Have Emek Refaim residents given up fighting the new light rail?

The feeling is that the opportunity to avert the decree has passed, although there remains a hard nucleus of opponents who are not ready to give up.

 IN THE German Colony: The struggle is changing course. (photo credit: MIRIAM ALSTER/FLASH90)
IN THE German Colony: The struggle is changing course.
(photo credit: MIRIAM ALSTER/FLASH90)

Has the struggle of Emek Refaim residents against the light rail project been put to rest? 

It may be too early to close the door on the issue, which has been going on, with ups and downs, for over five years. It would be more correct to say that the struggle is changing direction and focus.

As we recall, a large group of residents from the area of the German Colony’s central thoroughfare, Emek Refaim – some say over 5,000 households – opposed having the light rail’s Blue Line run along this beautiful street. The arguments were varied, the main ones being that the street is too narrow, its special character would be destroyed, and that there are several better alternatives in the immediate vicinity.

But the feeling is that the opportunity to avert the decree has passed, although there remains a hard nucleus of opponents who are not ready to give up.

Let there be no misunderstanding: For most residents of the neighborhood, having the light rail on Emek Refaim remains very undesirable. But the understanding has set in that it’s hard to beat the establishment.

 THE JERUSALEM light rail is undergoing some tweaks to make it more efficient. (credit: MARC ISRAEL SELLEM/THE JERUSALEM POST) THE JERUSALEM light rail is undergoing some tweaks to make it more efficient. (credit: MARC ISRAEL SELLEM/THE JERUSALEM POST)

Will resistance against the light rail revive again?

In recent days, there has been a revival of interest in the struggle, and perhaps this is related to two significant events in the life of the city.

The first is that Ofer Berkowitz, the founder and leader of Hitorerut, retired from local politics – at least for the time being – and relinquished his seat to city council member Adir Schwartz. Schwartz is an energetic man in his 20s, and it is clear that there’s nothing like a public struggle to position him as a local leader of the city’s secular sector.

The second is that we are in an election year for the city council and mayor. The elections are planned for October  – that is, in nine months, which in terms of local politics is very soon.

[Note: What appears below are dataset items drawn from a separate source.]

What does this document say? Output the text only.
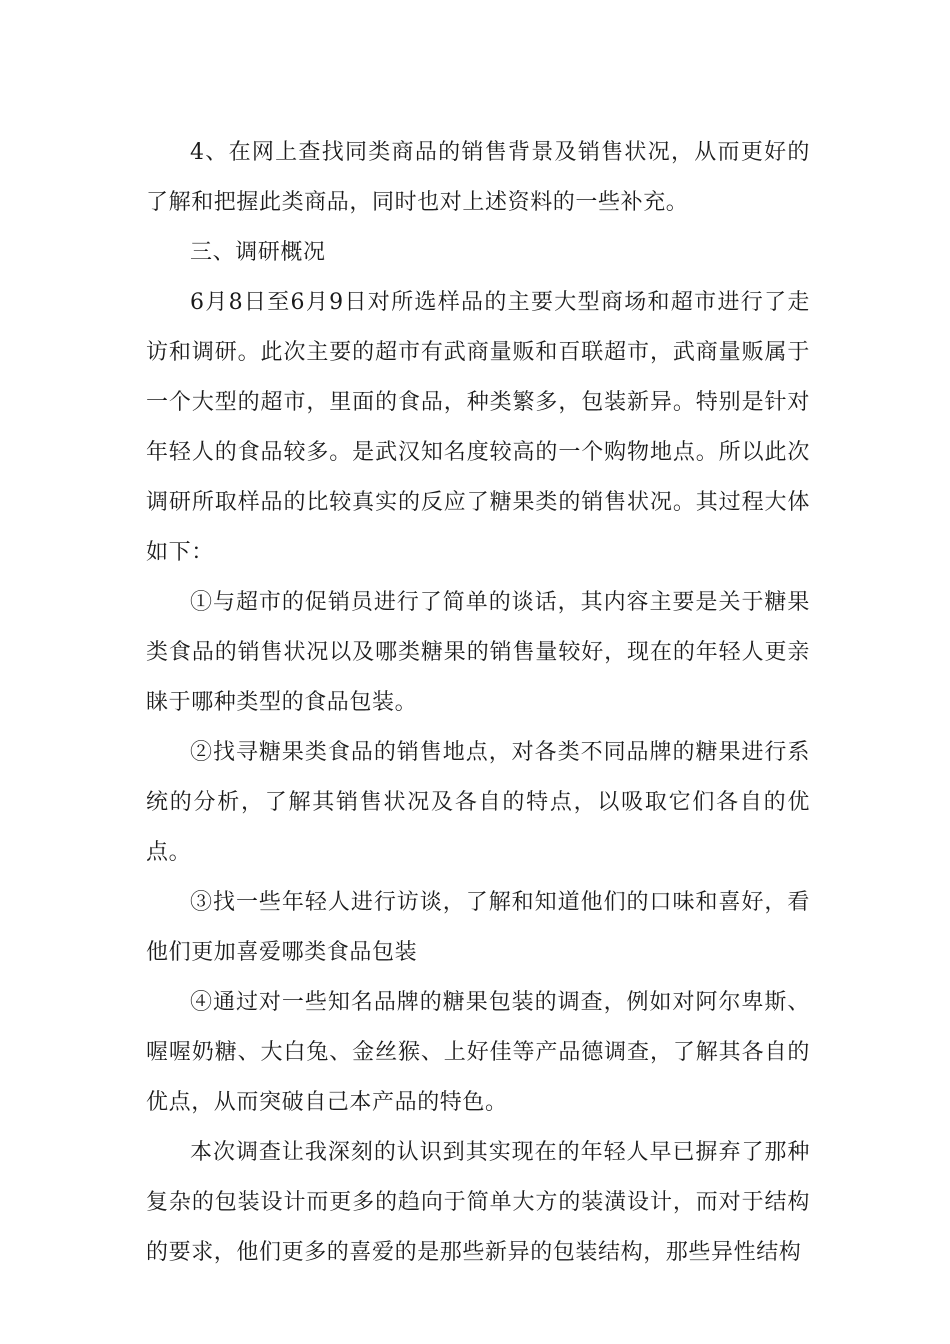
4、在网上查找同类商品的销售背景及销售状况，从而更好的了解和把握此类商品，同时也对上述资料的一些补充。

三、调研概况

6月8日至6月9日对所选样品的主要大型商场和超市进行了走访和调研。此次主要的超市有武商量贩和百联超市，武商量贩属于一个大型的超市，里面的食品，种类繁多，包装新异。特别是针对年轻人的食品较多。是武汉知名度较高的一个购物地点。所以此次调研所取样品的比较真实的反应了糖果类的销售状况。其过程大体如下：

①与超市的促销员进行了简单的谈话，其内容主要是关于糖果类食品的销售状况以及哪类糖果的销售量较好，现在的年轻人更亲睐于哪种类型的食品包装。

②找寻糖果类食品的销售地点，对各类不同品牌的糖果进行系统的分析，了解其销售状况及各自的特点，以吸取它们各自的优点。

③找一些年轻人进行访谈，了解和知道他们的口味和喜好，看他们更加喜爱哪类食品包装

④通过对一些知名品牌的糖果包装的调查，例如对阿尔卑斯、喔喔奶糖、大白兔、金丝猴、上好佳等产品德调查，了解其各自的优点，从而突破自己本产品的特色。

本次调查让我深刻的认识到其实现在的年轻人早已摒弃了那种复杂的包装设计而更多的趋向于简单大方的装潢设计，而对于结构的要求，他们更多的喜爱的是那些新异的包装结构，那些异性结构
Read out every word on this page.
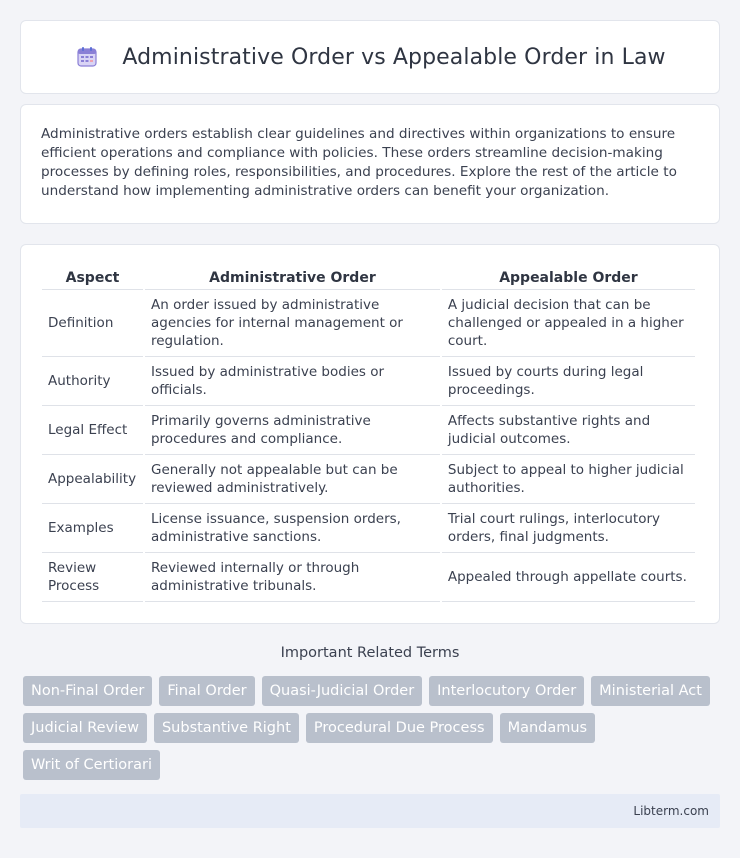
Administrative Order vs Appealable Order in Law

Administrative orders establish clear guidelines and directives within organizations to ensure efficient operations and compliance with policies. These orders streamline decision-making processes by defining roles, responsibilities, and procedures. Explore the rest of the article to understand how implementing administrative orders can benefit your organization.

Aspect	Administrative Order	Appealable Order
Definition	An order issued by administrative agencies for internal management or regulation.	A judicial decision that can be challenged or appealed in a higher court.
Authority	Issued by administrative bodies or officials.	Issued by courts during legal proceedings.
Legal Effect	Primarily governs administrative procedures and compliance.	Affects substantive rights and judicial outcomes.
Appealability	Generally not appealable but can be reviewed administratively.	Subject to appeal to higher judicial authorities.
Examples	License issuance, suspension orders, administrative sanctions.	Trial court rulings, interlocutory orders, final judgments.
Review Process	Reviewed internally or through administrative tribunals.	Appealed through appellate courts.
Important Related Terms
Non-Final Order	Final Order	Quasi-Judicial Order	Interlocutory Order	Ministerial Act
Judicial Review	Substantive Right	Procedural Due Process	Mandamus
Writ of Certiorari
Libterm.com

In the fight against the light rail on Emek Refaim, what is now emerging is the sense that instead of completely opposing having the light rail on Emek Refaim, it is better at this stage to present a list of demands that would ease, even if only slightly, the lives of the residents, especially the merchants, who fear that two years of roadwork (or even three) would ruin their businesses.

Likud activists in the city and Adir Schwartz asked the merchants to organize themselves in order to put pressure on the mayor regarding the road work on the street. Discounts in property tax, in various fees, various concessions, joint planning of the works (work in sections and not on the whole street at one time) and a list of other demands are on the agenda in the opening of negotiations between the residents and merchants and the municipality, heralding a complete change of direction in the situation.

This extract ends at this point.